Bush later connected the emotional aftermath of this experience, which included depression, isolation, and anxiety, to post-traumatic stress, especially due to the lack of cultural or psychological frameworks to help process such an event at the time. She remained silent about the experience for two decades before finding language for it through her work with IANDS.

This experience led her to join the International Association for Near-Death Studies (IANDS), with which she has been affiliated since 1982, eventually serving as its President. She was first hired to run the organization's early office at the University of Connecticut, where she began integrating her personal story with the emerging literature of near-death studies. Over time, she earned most of a Master’s degree in clinical psychology and completed her graduate work in Pastoral Ministry and Spirituality.

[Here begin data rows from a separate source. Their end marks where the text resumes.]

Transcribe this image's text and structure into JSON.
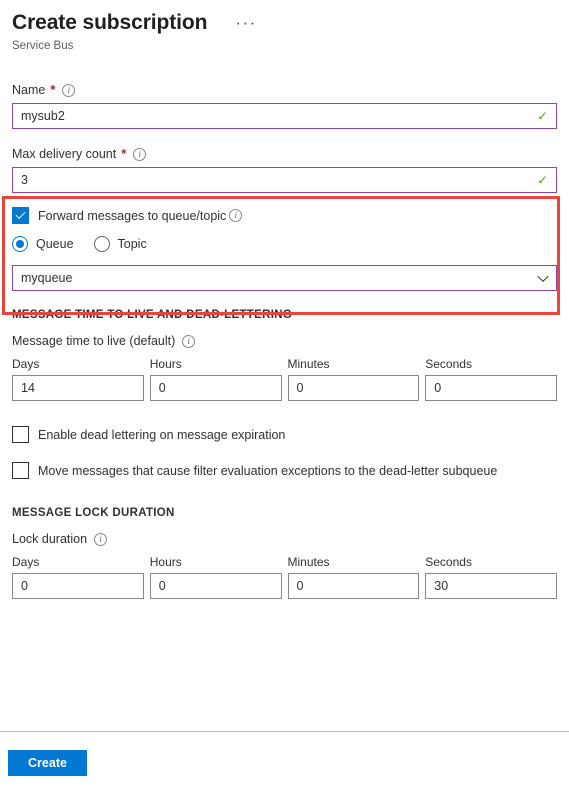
{
  "header": {
    "title": "Create subscription",
    "subtitle": "Service Bus",
    "ellipsis": "···"
  },
  "icons": {
    "info": "i",
    "check": "✓"
  },
  "fields": {
    "name": {
      "label": "Name",
      "required_marker": "*",
      "value": "mysub2"
    },
    "max_delivery_count": {
      "label": "Max delivery count",
      "required_marker": "*",
      "value": "3"
    }
  },
  "forward": {
    "checkbox_label": "Forward messages to queue/topic",
    "checked": true,
    "radio_queue": "Queue",
    "radio_topic": "Topic",
    "selected_radio": "Queue",
    "dropdown_value": "myqueue",
    "highlight_color": "#e8453c"
  },
  "ttl_section": {
    "heading": "MESSAGE TIME TO LIVE AND DEAD-LETTERING",
    "sub_label": "Message time to live (default)",
    "units": [
      "Days",
      "Hours",
      "Minutes",
      "Seconds"
    ],
    "values": [
      "14",
      "0",
      "0",
      "0"
    ],
    "checkbox_dead_lettering": "Enable dead lettering on message expiration",
    "checkbox_dead_lettering_checked": false,
    "checkbox_filter_exceptions": "Move messages that cause filter evaluation exceptions to the dead-letter subqueue",
    "checkbox_filter_exceptions_checked": false
  },
  "lock_section": {
    "heading": "MESSAGE LOCK DURATION",
    "sub_label": "Lock duration",
    "units": [
      "Days",
      "Hours",
      "Minutes",
      "Seconds"
    ],
    "values": [
      "0",
      "0",
      "0",
      "30"
    ]
  },
  "footer": {
    "create_label": "Create"
  },
  "colors": {
    "accent": "#0078d4",
    "valid_border": "#8e44ad",
    "valid_check": "#5ea226",
    "required": "#a4262c"
  }
}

Her work focused on the lesser-known category of distressing NDEs, challenging the widespread assumption that all NDEs are positive. Through decades of research, writing, and speaking engagements, she emphasized that frightening or void-like experiences can also lead to profound personal and spiritual growth. Her contributions helped shape a broader, more inclusive understanding of the near-death experience phenomenon.

In her co-authored 2014 article with Bruce Greyson in Missouri Medicine, Bush identified three principal categories of distressing NDEs: inverse, void, and hellish experiences—each with distinct features and implications. She also explored the clinical, psychological, and spiritual impacts of these experiences on individuals over the long term.

In her 2002 article "Afterward: Making Meaning after a Frightening Near-Death Experience," Bush proposed a model for meaning-making among survivors of terrifying NDEs, categorizing their responses as either redemptive, reductionist, or long-term existential questioning.

==== Publications ====
Bush is the author of:
- Bush, Nancy Evans (2020). "Dancing Past the Dark: Distressing Near-Death Experiences"
- Bush, Nancy Evans (2016). "The Buddha in Hell and Other Alarms: Distressing Near-Death Experiences in Perspective"
- Bush, Nancy Evans (2021). "Reckoning: Discoveries after a Traumatic Near-Death Experience"

In a 2020 personal reflection published in Perspectives in Biology and Medicine, Bush described the psychological aftereffects of her NDE, including existential depression, spiritual trauma, and the slow healing process through community and research.